Project Gutenberg

A spring of truth shall flow from it; like a new star, it shall scatter the darkness of ignorance and cause a light, heretofore unknown, to shine amongst men. 

Johannes Gutenberg referring to the printing press

Making Vellum

Johannes Gutenberg’s dream was that information, knowledge, and truth should be available to the masses.  While his Bible still cost three-years’ wages for a clerk, it was more affordable than the expensive hand-copied manuscripts available only to the rich and noble.

Making Paper

Because of printing, we, in this 16th century, now stand upon the threshold of the golden age of learning, the renaissance of the arts, the studies of the humanities, the progress of science, and the age of exploration.  For surely the foundation of all these advances is the international communication of ongoing discovery and continuous creation.  Printing makes that sharing across lands possible.  (Columbus, as a child, possessed a printed geography book.)  This is why Gutenberg is considered the most influential man of this millennium. 

Casting type

Today, Capito praises not only Gutenberg, but the thousands who follow in his footsteps via the medium known, most appropriately, as Project Gutenberg.

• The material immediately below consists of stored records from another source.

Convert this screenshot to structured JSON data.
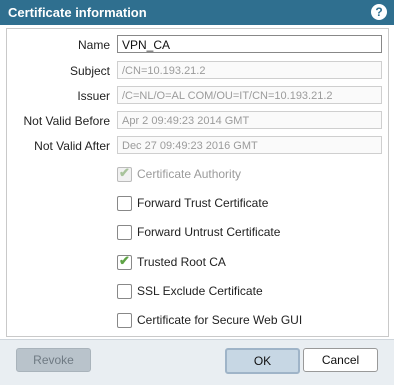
{
  "dialog": {
    "title": "Certificate information",
    "help_icon": "question-icon"
  },
  "fields": {
    "name": {
      "label": "Name",
      "value": "VPN_CA"
    },
    "subject": {
      "label": "Subject",
      "value": "/CN=10.193.21.2"
    },
    "issuer": {
      "label": "Issuer",
      "value": "/C=NL/O=AL COM/OU=IT/CN=10.193.21.2"
    },
    "not_valid_before": {
      "label": "Not Valid Before",
      "value": "Apr  2 09:49:23 2014 GMT"
    },
    "not_valid_after": {
      "label": "Not Valid After",
      "value": "Dec 27 09:49:23 2016 GMT"
    }
  },
  "checkboxes": [
    {
      "label": "Certificate Authority",
      "checked": true,
      "disabled": true
    },
    {
      "label": "Forward Trust Certificate",
      "checked": false,
      "disabled": false
    },
    {
      "label": "Forward Untrust Certificate",
      "checked": false,
      "disabled": false
    },
    {
      "label": "Trusted Root CA",
      "checked": true,
      "disabled": false
    },
    {
      "label": "SSL Exclude Certificate",
      "checked": false,
      "disabled": false
    },
    {
      "label": "Certificate for Secure Web GUI",
      "checked": false,
      "disabled": false
    }
  ],
  "buttons": {
    "revoke": "Revoke",
    "ok": "OK",
    "cancel": "Cancel"
  },
  "colors": {
    "titlebar": "#2f6f8f",
    "check": "#5ea345"
  }
}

Project Gutenberg was begun by Michael Hart, a first-year student at the University of Illinois, who entered the American Declaration of Independence into his computer on July 4, 1971.  An inauspicious beginning, but Hart, like Gutenberg, had a vision.  (His once-stated goal was to make a million books available to 10% of the world’s population.  Doubtless that will prove to be too modest.)

Typesetting & printing

Today, after 40 years, Project Gutenberg is the largest repository of electronic books in the world.  At this date, close to 40,000 books have been digitized in fourteen major languages.  These books are available in multiple formats and can be read on many instruments.  Usually available to read in less than a minute.  And always without cost.

Illustrating

 The worthy objective of Project Gutenberg is vastly advanced by the mustering of the common herd of us ordinary people through the organization known as Distributed Proofreaders.  Founded in 2000 by Charles Franks, Distributed Proofreaders provides a simple way for any reader to donate a tiny bit of his time to proofreading a text before it is finalized.  One can proofread as little as a page.

Cutting woodblocks

As of today, 21,414 texts have been proofread by volunteers for Distributed Proofreaders and posted to Project Gutenberg.  Five hundred and thirty-five are being proofread right now.  Sign in and you can begin helping immediately.  As one who has proofread his share of texts at the printers, Capito can attest to the importance of this function.

One of the books recently made available through the efforts of Distributed Proofreaders and Project Gutenberg is  Of the Just Shaping of Letters by Albrecht Dürer released on August 16.

In this book, the great artist instructs his readers on the geometry behind the formation of the letters in the Latin alphabet.  Even if you are not an artist, stone carver, or one otherwise engaged in the Art Pictorial, Dürer’s brief introduction is most amusing and reflects the great man’s personality.

Printing woodblocks

To think that this book, written in German in 1535 should be immediately available for the English reader to enjoy in his chair, without cost, astounds the mind.  By the muses, what a great age in which to be alive!

Book binding

And how appropriate and delightful that though Johannes Gutenberg was a business failure and his very grave is lost, his name lives on through the continuation of his dream, vastly multiplied.